Négligences et maladresse
Selon l’ordonnance de renvoi consultée par l’AFP, les trois policiers auraient en effet fait preuve de "négligences" et de "maladresse". La juge d'instruction relève "le manque de discernement" des fonctionnaires qui ont maintenu au sol le trentenaire pendant plus de six minutes sur le ventre, mains menottées dans le dos, alors qu'il "ne présentait plus aucun danger pour autrui". Si la juge d’instruction reconnaît des gestes "mal maîtrisés", elle conclut que les violences, pratiquées sans "l'intention" de "blesser", n'avaient "pas été commises de manière illégitime".
La magistrate reproche en revanche aux trois policiers de ne jamais avoir vérifié l'état de santé d'Amadou Koumé, "malgré sa vulnérabilité psychiatrique". Elle les estime responsables de "manquements" qui ont conduit au décès, justifiant leur procès pour homicide involontaire.
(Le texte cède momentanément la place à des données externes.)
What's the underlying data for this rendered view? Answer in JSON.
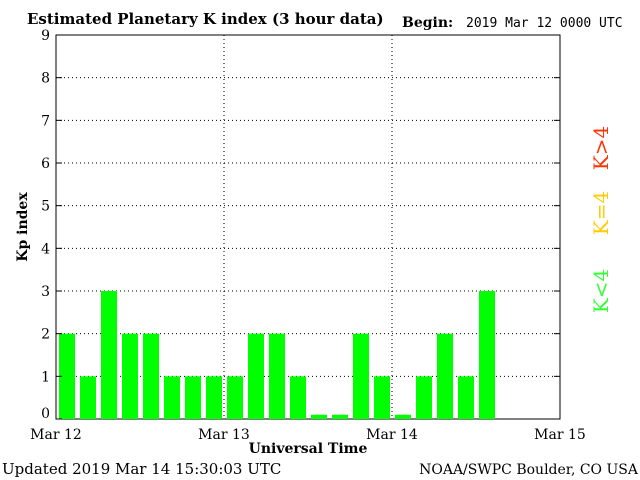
{
  "chart_data": {
    "type": "bar",
    "title": "Estimated Planetary K index (3 hour data)",
    "begin_label": "Begin:",
    "begin_value": "2019 Mar 12 0000 UTC",
    "xlabel": "Universal Time",
    "ylabel": "Kp index",
    "x_ticks": [
      "Mar 12",
      "Mar 13",
      "Mar 14",
      "Mar 15"
    ],
    "y_ticks": [
      "0",
      "1",
      "2",
      "3",
      "4",
      "5",
      "6",
      "7",
      "8",
      "9"
    ],
    "ylim": [
      0,
      9
    ],
    "slots_total": 24,
    "values": [
      2,
      1,
      3,
      2,
      2,
      1,
      1,
      1,
      1,
      2,
      2,
      1,
      0.1,
      0.1,
      2,
      1,
      0.1,
      1,
      2,
      1,
      3
    ],
    "grid": true,
    "legend": [
      {
        "label": "K>4",
        "color": "#ff3300"
      },
      {
        "label": "K=4",
        "color": "#ffcc00"
      },
      {
        "label": "K<4",
        "color": "#33ff33"
      }
    ],
    "bar_color": "#00ff00"
  },
  "footer": {
    "updated": "Updated 2019 Mar 14 15:30:03 UTC",
    "source": "NOAA/SWPC Boulder, CO USA"
  }
}
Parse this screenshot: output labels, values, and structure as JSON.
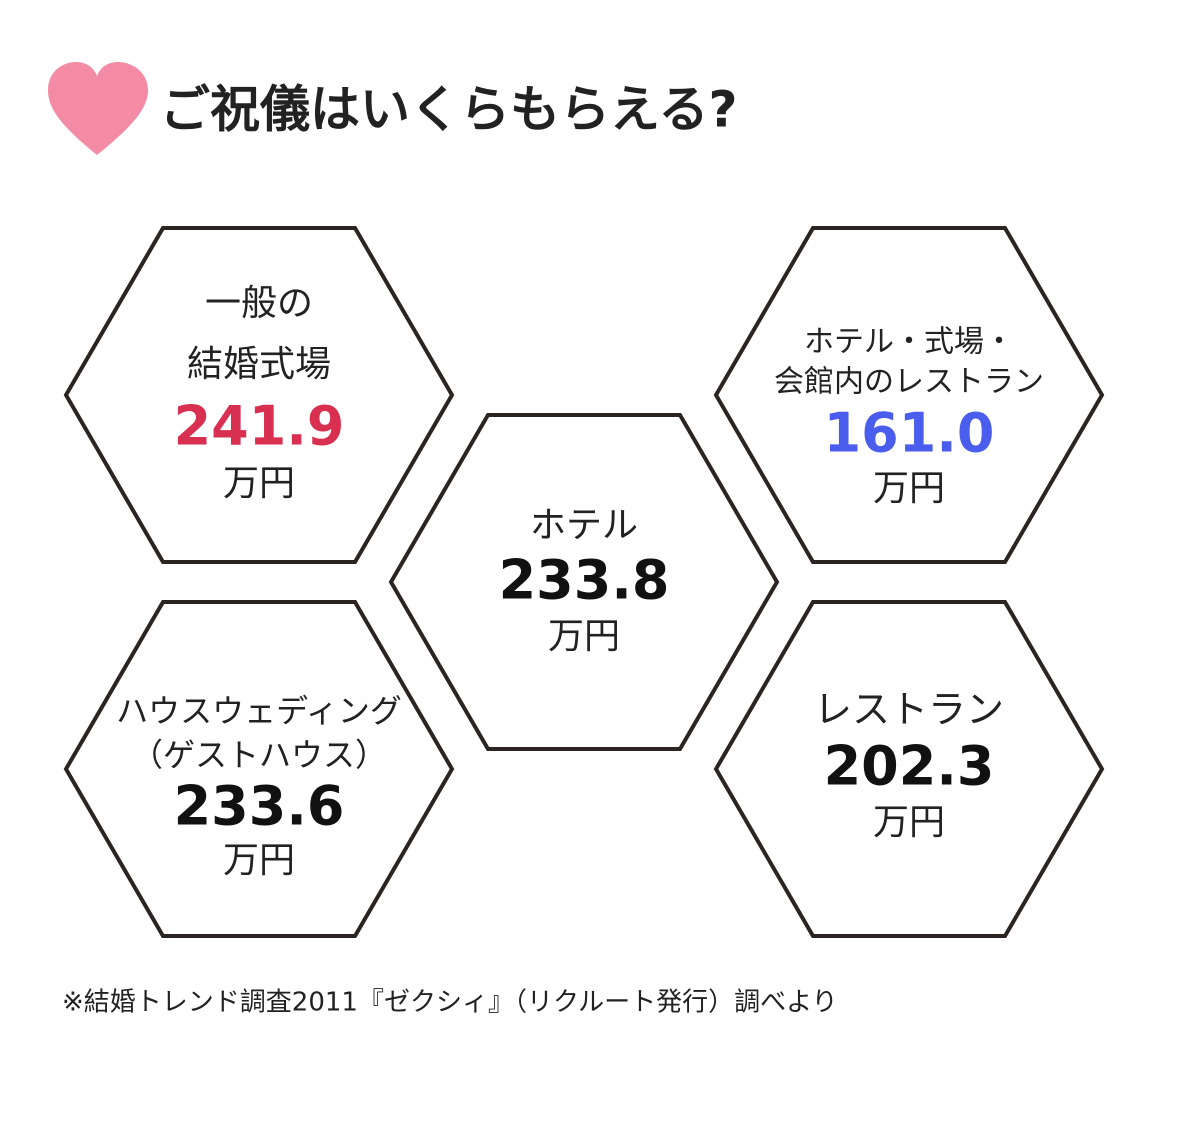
{
  "header": {
    "title": "ご祝儀はいくらもらえる?"
  },
  "hexagons": [
    {
      "label": [
        "一般の",
        "結婚式場"
      ],
      "value": "241.9",
      "unit": "万円",
      "color": "#d92f50"
    },
    {
      "label": [
        "ホテル"
      ],
      "value": "233.8",
      "unit": "万円",
      "color": "#111111"
    },
    {
      "label": [
        "ホテル・式場・",
        "会館内のレストラン"
      ],
      "value": "161.0",
      "unit": "万円",
      "color": "#4b5ded"
    },
    {
      "label": [
        "ハウスウェディング",
        "（ゲストハウス）"
      ],
      "value": "233.6",
      "unit": "万円",
      "color": "#111111"
    },
    {
      "label": [
        "レストラン"
      ],
      "value": "202.3",
      "unit": "万円",
      "color": "#111111"
    }
  ],
  "footer": {
    "source": "※結婚トレンド調査2011『ゼクシィ』（リクルート発行）調べより"
  }
}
Les poursuites pour non-assistance à personne en péril sont abandonnées.
"Il a quand même été étranglé, asphyxié, il a subi des violences dans des techniques qui n’étaient pas forcément réglementaires. […] Maintenir quelqu’un au sol pendant six minutes trente, je pense que c’est plus qu’un manquement. Sa mort a été provoquée par des violences, il faut que les responsables de ces actes soient condamnés", poursuit Jessica Lefèvre.
Rappel des faits
Janvier 2015, Amadou Koumé, un Saint-Quentinois de 33 ans, d’origine sénégalaise et père de famille, part chercher du travail en tant qu’intérimaire à Paris. Dans la nuit du 5 au 6 mars, il décède dans un commissariat du 10e arrondissement de Paris. Les circonstances du drame sont floues. Interpellé à proximité d'un café du secteur de la gare du Nord aux alentours de minuit, alors qu'il tenait des propos incohérents, Amadou Koumé refuse les menottes.
Un premier équipage de policiers ne parvient pas à le maîtriser. Alors qu’il se débat, un policier de la brigade anti-criminalité (BAC) leur prête main-forte en procédant à une clé d'étranglement, technique aujourd’hui abandonnée dans les écoles de police. Ce fonctionnaire a qualifié devant la juge son geste de simple "levée de tête", consistant à presser le menton et non la gorge d’Amadou Koumé, maintenu au sol sur le ventre par un autre policier.
Les policiers qui surveillaient Amadou Koumé dans le fourgon se sont rendu compte qu'il ne réagissait plus une fois arrivés au commissariat à 0h25. La mort du trentenaire est officiellement constatée à 2h30.
L'enquête de l'IGPN classée sans suite
Lorsqu'ils se rendent à l'Institut médico-légal, plusieurs membres de la famille du jeune homme s’aperçoivent qu’il a une plaie au visage. Sa famille dépose alors plainte contre X et l'Inspection générale de la police nationale (IGPN) est saisie. En novembre 2015, l'enquête préliminaire menée par l'IGPN conclue par un classement sans suite. Mais un recours de la famille, qui réclamait un procès aux assises, avait entraîné la réouverture des investigations.
L'expertise médicale finale conclue qu’Amadou Koumé, a succombé à un "oedème pulmonaire" causé par "l'association d'une asphyxie mécanique lente et d'une intoxication à la cocaïne". Elle ajoute que "le traumatisme cervical et laryngé" entraîné par une clé d'étranglement a "participé à la survenue de cette asphyxie", également "favorisée" par son immobilisation au sol. Selon l'ordonnance de renvoi rendue le 2 novembre, "le décès aurait pu avoir lieu sans imprégnation de cocaïne et du seul fait d'une asphyxie mécanique lente".
Suite à l'incompréhension émanant de sa mort, des rassemblements ont eu lieu à Saint-Quentin dans l'Aisne et à Paris pour réclamer "justice". "Six ans, c’est très long. Il a fallu batailler pour que ça avance. C’est un combat continu, une quête de vérité, et surtout pour la reconnaissance du statut de victime d’Amadou. Amadou n’est pas coupable de sa propre mort", conclue Jessica Lefèvre.